Scrap Baloo Thread Feedback

Christoph Cullmann cullmann at absint.com
Fri Oct 7 18:08:17 UTC 2016


Hi,

> Hey
> 
> On Fri, Oct 7, 2016 at 6:34 PM, Christoph Cullmann <cullmann at absint.com> wrote:
>> Hi,
>>
>>> On Fri, Oct 7, 2016 at 5:58 PM, Christoph Cullmann <cullmann at absint.com> wrote:
>>>>
>>
>> 1) No handling of DB errors beside asserting
>> 2) No handling of errors in the extractors (e.g. see the fixes I did, all
>> extractors will need more of that)
>> 3) No handling of NFS/large inodes/inconsistencies => crash
>>
>> In the end, in my opinion, you can rewrite close to all parts dealing with the
>> DB or
>> any other thing internally. If ever any thing gots inconsistent, ATM you are
>> doomed, forever,
>> if not by luck my new startup code deletes the index, then you live again until
>> it is reindexed.
>>
>>>
>> I am not sure, I am all for removing complete indexing and use a other indexer
>> like tracker to exactly avoid the excurse into DB world and how to handle it
>> in a safe way with close to zero person manpower.
>>
> 
> It's avoiding the problem and hoping for the best, without any experiments.
That is not true.

I did experiments and search works with tracker, but yes, a problem is tagging,+
which ATM doesn't work. Nor do I say that is a ready solution now, just a possibility
to avoid having to maintain low level code with at most 1 person (how it looks ATM).

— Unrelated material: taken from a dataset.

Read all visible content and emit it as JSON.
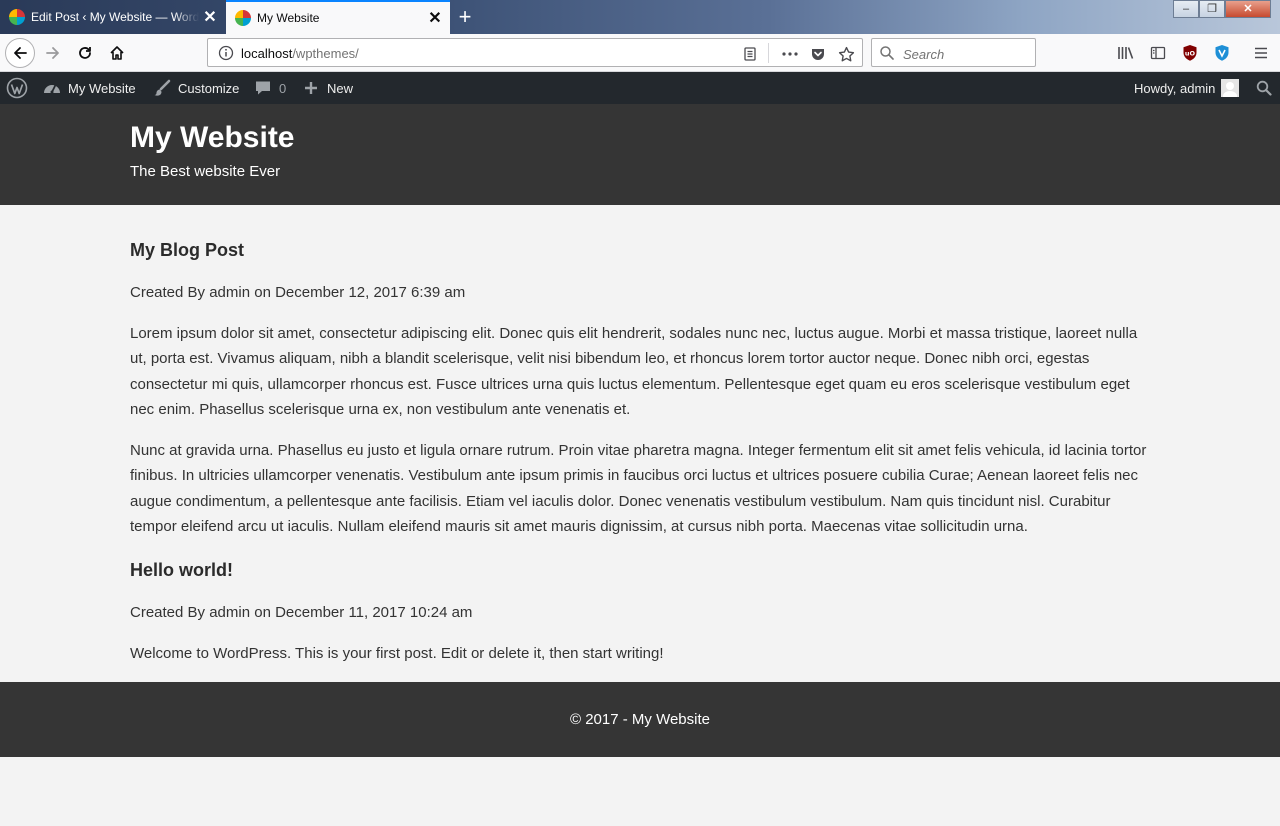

And I don't propose to go that road now, but ATM I see nobody doing any other experiments.

Besides, tracker is constantly maintained and used since >> 5 years:

https://github.com/GNOME/tracker/graphs/contributors

> 
>>
>> => That is good that we agree, but I find it very astonishing that we use baloo
>> in its
>> current state more or less mandatory on all that systems were it by design will
>> fail.
>>
>> (and it fails if you read the bugs)
>>
> 
> There is a certain amount of failure, but it's not "by-design". But
> maybe I'm not seeing things clearly.
You yourself stated that neither 32-bit issues nor NFS nor > 32-bit inodes have any
error handling. And that seems to have been known even during design and still
we have this now as a framework per default used by any Plasma installation on
systems exactly featuring that without error checking.

> 
>>>
>>>>>
>>>>> How about requirements such as resource consumption, ease of
>>>>> integration, search speed are taken into consideration? Come on guys.
>>>>> We're engineers over here.
> 
>>>> What is the argument here? If you take a look at bugs.kde.org, you see that
>>>> people are complaining about all
>>>> of that with baloo. I see no evidence nowhere that e.g. baloo is "superior" to
>>>> what GNOME uses
>>>> or any other solution (perhaps beside nepomuk, ok...).
> 
> What tests have been to obtain the evidence?
What tests have been done to obtain the inverse evidence? I only hear here the complaint
about not taking requirements like resource consumption or speed into account, but
there is ATM zero evidence that e.g. tracker is slower.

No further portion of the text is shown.